The cliffs are moving because they are rubbish! The removal of coal from underground has always caused waste. Coal typically makes up 60% of every ton of material brought up to the surface. The other 40% is shale stone.
Sinking the mineshaft at Saltom produced over 38,000 cubic feet of waste. In 1734 Saltom produced 1,607 tons of coal. It also produced 1,000 tons of waste spoil. This happened every year until it stopped drawing coal in 1848.
Saltom, like all the other pits on Whitehaven’s coast, tipped the spoil over the sandstone cliffs. When you walk down to Saltom you are walking over a mass of crumbling spoil from hundreds of years of mining work. Grasses and plants make it look stable, but it’s an illusion! The natural sandstone cliffs are buried below the “rubbish”.
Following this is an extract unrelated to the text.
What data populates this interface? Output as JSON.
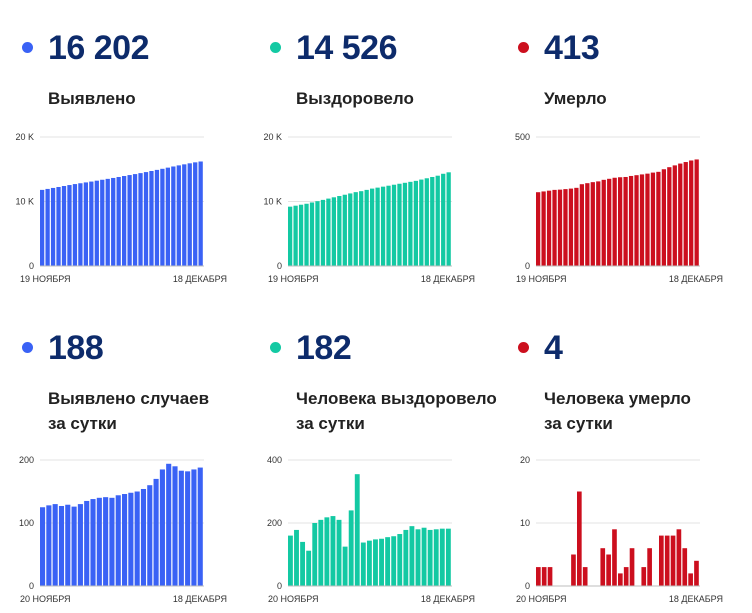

The spoil around Saltom is a rusty red colour. Engineers restoring the engine house at Saltom think this is because the spoil tips caught fire at some point in the past. What remains is caked and brittle, like the scrapings from an enormous fire-grate.
Rainfall and erosion by waves puts pressure on this unstable ground. Land slips are common. Two thirds of Saltom’s pit-head buildings lie buried beneath the “Fairy Rock” landslip, and it is still moving. The spoil tips add to the pressure on the naturally moving cliff. Work in 2008 restored the access track, which had slipped. The simple fact is that one day, all of Saltom will be buried, and no-one can predict where the next slip will be.
Please go and explore this wonderful heritage site, but take care on the unstable man-made “cliffs”.